Conn's has fallen hard, and one investor is hoping for a rebound.

optionMONSTER's Heat Seeker monitoring program detected the purchase of 13,000 October 40 calls for an average premium of $3.575. An equal number of January 50 calls were sold at the same time for $2.10, resulting in a cost of $1.475. Volume was more than 60 times open interest at both strikes, indicating that new positions were implemented.

The spread is unusual because the investor sold longer-dated calls than those that were purchased, which could result in a highly dangerous "naked short." But it's likely that he or she owns shares in the electronics retailer and is using the options to make more money from a rebound.

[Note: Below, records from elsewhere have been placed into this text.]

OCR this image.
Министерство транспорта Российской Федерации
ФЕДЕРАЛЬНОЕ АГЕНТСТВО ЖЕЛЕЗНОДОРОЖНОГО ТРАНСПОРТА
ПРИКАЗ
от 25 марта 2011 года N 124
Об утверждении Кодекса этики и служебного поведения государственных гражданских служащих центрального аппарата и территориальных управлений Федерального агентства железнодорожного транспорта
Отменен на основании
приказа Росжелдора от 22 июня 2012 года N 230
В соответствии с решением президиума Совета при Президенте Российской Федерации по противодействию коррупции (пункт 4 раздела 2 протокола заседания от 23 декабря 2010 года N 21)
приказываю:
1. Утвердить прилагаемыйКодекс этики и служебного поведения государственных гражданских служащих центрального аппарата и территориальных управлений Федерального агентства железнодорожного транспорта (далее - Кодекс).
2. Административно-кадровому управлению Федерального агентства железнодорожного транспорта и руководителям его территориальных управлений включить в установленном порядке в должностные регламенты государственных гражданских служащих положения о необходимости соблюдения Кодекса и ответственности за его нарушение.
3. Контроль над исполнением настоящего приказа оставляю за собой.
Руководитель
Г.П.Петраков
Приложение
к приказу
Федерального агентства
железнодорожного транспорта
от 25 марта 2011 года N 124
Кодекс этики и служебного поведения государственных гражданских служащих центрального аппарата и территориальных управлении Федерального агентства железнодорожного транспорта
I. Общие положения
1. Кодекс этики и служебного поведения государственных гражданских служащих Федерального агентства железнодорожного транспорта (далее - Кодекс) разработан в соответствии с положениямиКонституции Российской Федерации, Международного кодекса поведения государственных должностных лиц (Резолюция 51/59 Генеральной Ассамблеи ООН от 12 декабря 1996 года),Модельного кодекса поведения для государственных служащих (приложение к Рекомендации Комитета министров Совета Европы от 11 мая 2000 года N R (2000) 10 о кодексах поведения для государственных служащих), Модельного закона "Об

The trader will enjoy significant leverage over $41.48 while also locking in an exit price of $50 on the stock. That will lower the break-even point and help salvage what is probably a losing bet following a big selloff. (See our Education section for more on managing positions with options.)

CONN rose 2.56 percent to $33.31 but has lost more than half its value this year. Much of that drop came last month after management lowered guidance because of delinquencies on consumer loans.

The next earnings report is scheduled for Thursday, March 27.

Total option volume was 16 times greater than average in the session, according to the Heat Seeker. Calls outnumbered puts by 17 to 1.